Habitat - Les services d'intérêt économique général, une menace pour le logement social ?
Alors que s'est tenu, les 26 et 27 octobre, le troisième forum des SSIG (services sociaux d'intérêt général), Laurent Ghekiere, qui suit pour l'Union sociale pour l'habitat (USH) les questions européennes, publie une analyse très éclairante sur "l'évolution du sens du logement social à l'épreuve de la crise et du droit communautaire de la concurrence". Cette note, qui paraîtra prochainement à la Documentation française dans un ouvrage intitulé "Loger l'Europe : le logement social dans tous ses Etats", explique en termes simples pourquoi le niveau européen intervient sur le champ du logement social, une politique qui est pourtant du ressort des Etats membres. La note porte, entre autres, sur le possible impact de la décision - attendue pour 2012 - de Cour de justice de l'Union européenne (CJUE) sur le recours introduit par des organismes hollandais du logement social contre une décision de la Commission européenne mettant en cause des aides versées par l'Etat néerlandais.
Au coeur de la question figure la notion de service d'intérêt économique général (Sieg), dont relève le logement social en termes de droit communautaire. Cette qualification tient compte du fait que le logement social est soumis à des "obligations de service public" : obligation de construire à un prix donné, critères et procédure spécifiques d'attribution des logements, investissement du résultat d'exploitation dans la construction de nouveaux logements sociaux, etc. En contrepartie de ces obligations, les Etat membres peuvent consentir au secteur du logement social des dérogations aux règles de droit commun de la concurrence et du marché intérieur et accorder des subventions ou des prêts bonifiés. Pour éviter d'éventuels abus, la qualification de Sieg, attribuée par chaque Etat membre, est soumise au contrôle de la Commission européenne. Se pose dès lors la question de la définition et du périmètre du logement social. Pour la Commission, ce champ doit être strictement délimité, par exemple à travers l'établissement d'un lien direct avec une catégorie précise de population, comme les personnes défavorisées. A défaut, la Commission peut considérer que la qualification de Sieg est abusive. Cette approche résiduelle ne soulève pas de difficultés particulières dans les pays anglo-saxons, de conception libérale. En revanche, elle apparaît difficilement compatible avec les Etats qui - à l'image des pays scandinaves - ont une conception universelle du logement social, voire du logement public. La note procède à une analyse détaillée, mais très claire, des possibles conséquences juridiques de cette approche résiduelle de la Commission. Elle relève notamment que, dans les pays disposant d'une conception généraliste du logement social (ce qui est le cas de la France), "l'accès au logement social y est certes défini en référence à des plafonds de revenus, mais dont les niveaux pourraient être contestés car ne constituant pas le nécessaire 'lien direct avec les groupes sociaux défavorisés' exigé par la Commission européenne". La note s'appuie également sur deux études de cas : celui de la qualification de Sieg du logement social aux Pays-Bas (qui doit faire l'objet de la décision de la CJUE) et celui du modèle suédois d'accès universel au logement social.

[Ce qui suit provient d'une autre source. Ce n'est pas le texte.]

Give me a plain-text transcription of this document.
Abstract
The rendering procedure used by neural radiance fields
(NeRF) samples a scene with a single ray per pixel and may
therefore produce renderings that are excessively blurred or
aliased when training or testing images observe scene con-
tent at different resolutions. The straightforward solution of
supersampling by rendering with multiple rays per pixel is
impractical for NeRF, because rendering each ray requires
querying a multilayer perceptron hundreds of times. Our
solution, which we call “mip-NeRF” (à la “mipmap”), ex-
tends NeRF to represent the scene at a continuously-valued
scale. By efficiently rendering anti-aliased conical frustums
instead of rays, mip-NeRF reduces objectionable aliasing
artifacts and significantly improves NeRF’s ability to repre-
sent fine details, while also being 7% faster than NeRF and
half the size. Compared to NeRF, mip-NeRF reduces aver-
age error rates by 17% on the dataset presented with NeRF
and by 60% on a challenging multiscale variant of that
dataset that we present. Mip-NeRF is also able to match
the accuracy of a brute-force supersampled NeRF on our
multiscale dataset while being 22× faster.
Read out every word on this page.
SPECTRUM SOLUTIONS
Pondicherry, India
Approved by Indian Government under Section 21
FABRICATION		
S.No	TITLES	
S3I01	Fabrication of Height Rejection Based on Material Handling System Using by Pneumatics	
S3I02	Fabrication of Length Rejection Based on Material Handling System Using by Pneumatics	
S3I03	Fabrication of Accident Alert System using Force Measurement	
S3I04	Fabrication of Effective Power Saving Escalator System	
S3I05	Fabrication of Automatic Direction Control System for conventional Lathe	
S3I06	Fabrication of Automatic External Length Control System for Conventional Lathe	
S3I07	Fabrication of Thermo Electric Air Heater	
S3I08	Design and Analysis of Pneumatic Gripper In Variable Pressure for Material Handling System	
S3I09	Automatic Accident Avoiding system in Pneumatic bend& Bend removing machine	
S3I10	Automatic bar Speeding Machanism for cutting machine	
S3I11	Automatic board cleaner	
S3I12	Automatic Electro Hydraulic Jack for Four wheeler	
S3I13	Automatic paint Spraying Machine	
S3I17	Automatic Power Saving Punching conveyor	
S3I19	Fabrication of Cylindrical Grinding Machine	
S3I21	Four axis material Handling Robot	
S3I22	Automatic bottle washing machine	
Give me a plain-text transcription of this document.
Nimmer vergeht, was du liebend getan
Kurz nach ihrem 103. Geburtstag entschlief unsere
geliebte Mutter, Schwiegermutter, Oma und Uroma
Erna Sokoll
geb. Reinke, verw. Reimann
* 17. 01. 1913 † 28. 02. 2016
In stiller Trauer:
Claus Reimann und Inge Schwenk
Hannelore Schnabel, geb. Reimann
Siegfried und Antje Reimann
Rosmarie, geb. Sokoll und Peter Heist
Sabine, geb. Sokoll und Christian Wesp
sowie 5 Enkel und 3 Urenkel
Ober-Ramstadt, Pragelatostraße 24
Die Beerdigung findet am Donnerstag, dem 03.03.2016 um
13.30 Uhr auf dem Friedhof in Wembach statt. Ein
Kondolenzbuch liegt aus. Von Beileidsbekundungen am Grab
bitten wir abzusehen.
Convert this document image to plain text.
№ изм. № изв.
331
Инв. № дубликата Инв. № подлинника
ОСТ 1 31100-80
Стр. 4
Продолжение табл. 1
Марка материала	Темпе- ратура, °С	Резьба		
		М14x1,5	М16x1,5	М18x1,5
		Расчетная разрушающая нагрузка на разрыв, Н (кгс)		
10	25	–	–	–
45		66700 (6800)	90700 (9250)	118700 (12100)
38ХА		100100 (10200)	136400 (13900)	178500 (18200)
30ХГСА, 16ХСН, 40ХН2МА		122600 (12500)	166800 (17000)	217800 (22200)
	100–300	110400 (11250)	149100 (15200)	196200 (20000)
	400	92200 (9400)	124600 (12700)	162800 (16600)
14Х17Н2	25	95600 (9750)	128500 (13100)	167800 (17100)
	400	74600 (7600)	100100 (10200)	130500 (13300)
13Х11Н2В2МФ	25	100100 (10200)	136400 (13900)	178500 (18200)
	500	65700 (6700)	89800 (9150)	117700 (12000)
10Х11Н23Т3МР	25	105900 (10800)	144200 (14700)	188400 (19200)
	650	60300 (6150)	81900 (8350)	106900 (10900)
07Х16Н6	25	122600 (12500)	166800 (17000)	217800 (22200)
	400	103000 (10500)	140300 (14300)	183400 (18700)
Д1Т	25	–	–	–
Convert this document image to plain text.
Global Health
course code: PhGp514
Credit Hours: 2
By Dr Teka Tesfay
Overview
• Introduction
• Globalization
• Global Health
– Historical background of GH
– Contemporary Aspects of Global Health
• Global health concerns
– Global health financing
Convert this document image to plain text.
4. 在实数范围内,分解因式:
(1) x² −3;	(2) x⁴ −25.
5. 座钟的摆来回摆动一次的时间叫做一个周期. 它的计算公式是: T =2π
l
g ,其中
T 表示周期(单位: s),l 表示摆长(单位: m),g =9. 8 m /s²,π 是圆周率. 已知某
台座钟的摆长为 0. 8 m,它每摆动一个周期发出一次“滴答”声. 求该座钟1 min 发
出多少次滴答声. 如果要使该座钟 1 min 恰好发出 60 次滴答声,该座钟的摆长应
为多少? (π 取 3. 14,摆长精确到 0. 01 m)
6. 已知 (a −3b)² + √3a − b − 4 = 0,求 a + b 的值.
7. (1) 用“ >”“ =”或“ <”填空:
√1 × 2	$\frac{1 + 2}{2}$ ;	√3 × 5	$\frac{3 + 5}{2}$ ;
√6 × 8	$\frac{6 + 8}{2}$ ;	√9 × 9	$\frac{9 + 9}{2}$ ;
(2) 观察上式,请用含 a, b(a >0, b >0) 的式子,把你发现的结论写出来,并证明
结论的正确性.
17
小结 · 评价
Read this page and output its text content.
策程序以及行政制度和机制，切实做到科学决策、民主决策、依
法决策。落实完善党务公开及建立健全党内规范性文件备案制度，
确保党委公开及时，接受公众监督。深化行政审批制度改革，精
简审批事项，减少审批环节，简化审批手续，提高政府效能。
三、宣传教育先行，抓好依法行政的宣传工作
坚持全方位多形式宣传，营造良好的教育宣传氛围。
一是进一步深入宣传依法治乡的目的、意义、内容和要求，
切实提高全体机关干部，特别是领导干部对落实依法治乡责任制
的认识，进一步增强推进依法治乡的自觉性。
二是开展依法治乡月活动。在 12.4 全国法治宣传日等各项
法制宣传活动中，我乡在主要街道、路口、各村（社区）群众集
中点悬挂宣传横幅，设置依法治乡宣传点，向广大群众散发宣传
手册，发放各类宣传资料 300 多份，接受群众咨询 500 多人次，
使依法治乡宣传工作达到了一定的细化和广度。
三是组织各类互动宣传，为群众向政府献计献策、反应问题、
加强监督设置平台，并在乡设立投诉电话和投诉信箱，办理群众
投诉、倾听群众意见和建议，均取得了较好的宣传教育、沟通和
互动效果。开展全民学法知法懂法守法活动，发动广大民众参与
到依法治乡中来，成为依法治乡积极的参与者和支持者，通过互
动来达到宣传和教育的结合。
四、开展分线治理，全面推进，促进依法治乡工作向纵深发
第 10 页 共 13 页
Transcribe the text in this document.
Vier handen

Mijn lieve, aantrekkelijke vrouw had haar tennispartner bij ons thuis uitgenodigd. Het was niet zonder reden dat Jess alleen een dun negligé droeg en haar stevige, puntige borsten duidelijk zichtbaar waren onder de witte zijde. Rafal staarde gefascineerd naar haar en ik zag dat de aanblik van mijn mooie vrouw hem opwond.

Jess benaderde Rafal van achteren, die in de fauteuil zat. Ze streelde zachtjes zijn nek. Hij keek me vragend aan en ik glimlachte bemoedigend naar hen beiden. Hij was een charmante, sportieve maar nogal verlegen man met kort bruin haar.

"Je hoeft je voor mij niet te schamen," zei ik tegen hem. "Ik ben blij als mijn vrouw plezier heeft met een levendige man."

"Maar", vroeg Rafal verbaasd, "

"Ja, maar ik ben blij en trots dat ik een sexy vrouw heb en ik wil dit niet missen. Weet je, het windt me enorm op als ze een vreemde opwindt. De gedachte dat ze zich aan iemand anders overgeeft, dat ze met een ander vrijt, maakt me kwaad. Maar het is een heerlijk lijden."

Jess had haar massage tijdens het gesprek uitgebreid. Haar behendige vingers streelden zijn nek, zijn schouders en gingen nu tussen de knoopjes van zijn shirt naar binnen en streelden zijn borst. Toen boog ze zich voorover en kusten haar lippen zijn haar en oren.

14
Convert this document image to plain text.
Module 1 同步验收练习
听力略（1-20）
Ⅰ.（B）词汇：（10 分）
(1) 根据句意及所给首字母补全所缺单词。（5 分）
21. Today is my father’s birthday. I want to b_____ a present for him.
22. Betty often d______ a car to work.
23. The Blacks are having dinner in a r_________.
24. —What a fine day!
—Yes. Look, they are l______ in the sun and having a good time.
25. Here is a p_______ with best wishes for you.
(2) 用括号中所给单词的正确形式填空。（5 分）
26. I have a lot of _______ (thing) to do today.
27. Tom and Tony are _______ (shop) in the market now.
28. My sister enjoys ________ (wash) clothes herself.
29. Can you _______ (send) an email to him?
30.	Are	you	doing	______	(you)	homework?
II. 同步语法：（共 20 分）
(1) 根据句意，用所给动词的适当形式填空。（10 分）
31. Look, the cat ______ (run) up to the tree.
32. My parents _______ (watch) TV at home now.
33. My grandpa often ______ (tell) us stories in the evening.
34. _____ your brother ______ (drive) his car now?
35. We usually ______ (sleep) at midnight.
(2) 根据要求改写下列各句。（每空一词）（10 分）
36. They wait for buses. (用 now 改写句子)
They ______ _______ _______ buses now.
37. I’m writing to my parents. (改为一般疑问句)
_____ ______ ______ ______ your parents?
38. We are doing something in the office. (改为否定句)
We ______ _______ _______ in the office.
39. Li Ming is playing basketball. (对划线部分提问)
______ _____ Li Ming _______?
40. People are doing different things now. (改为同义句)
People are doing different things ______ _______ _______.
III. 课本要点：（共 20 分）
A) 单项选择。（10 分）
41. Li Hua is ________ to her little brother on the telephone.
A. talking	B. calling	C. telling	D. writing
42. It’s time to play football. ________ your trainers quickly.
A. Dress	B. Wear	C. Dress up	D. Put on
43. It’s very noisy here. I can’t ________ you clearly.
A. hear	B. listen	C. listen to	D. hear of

Au-delà des aspects juridiques et communautaires, l'enjeu est aussi et surtout sociétal, comme le relève d'ailleurs la note à propos du débat actuel dans les Etats membres sur la "mutabilité" du logement social. Une conception résiduelle qui lierait étroitement logement social et populations défavorisées rendrait plus difficile encore l'atteinte des objectifs de mixité sociale et pourrait accélérer les phénomènes de "ghettoïsation" du logement social déjà à l'oeuvre dans certains quartiers. C'est dire à quel point la décision de la CJUE sera lue avec intérêt.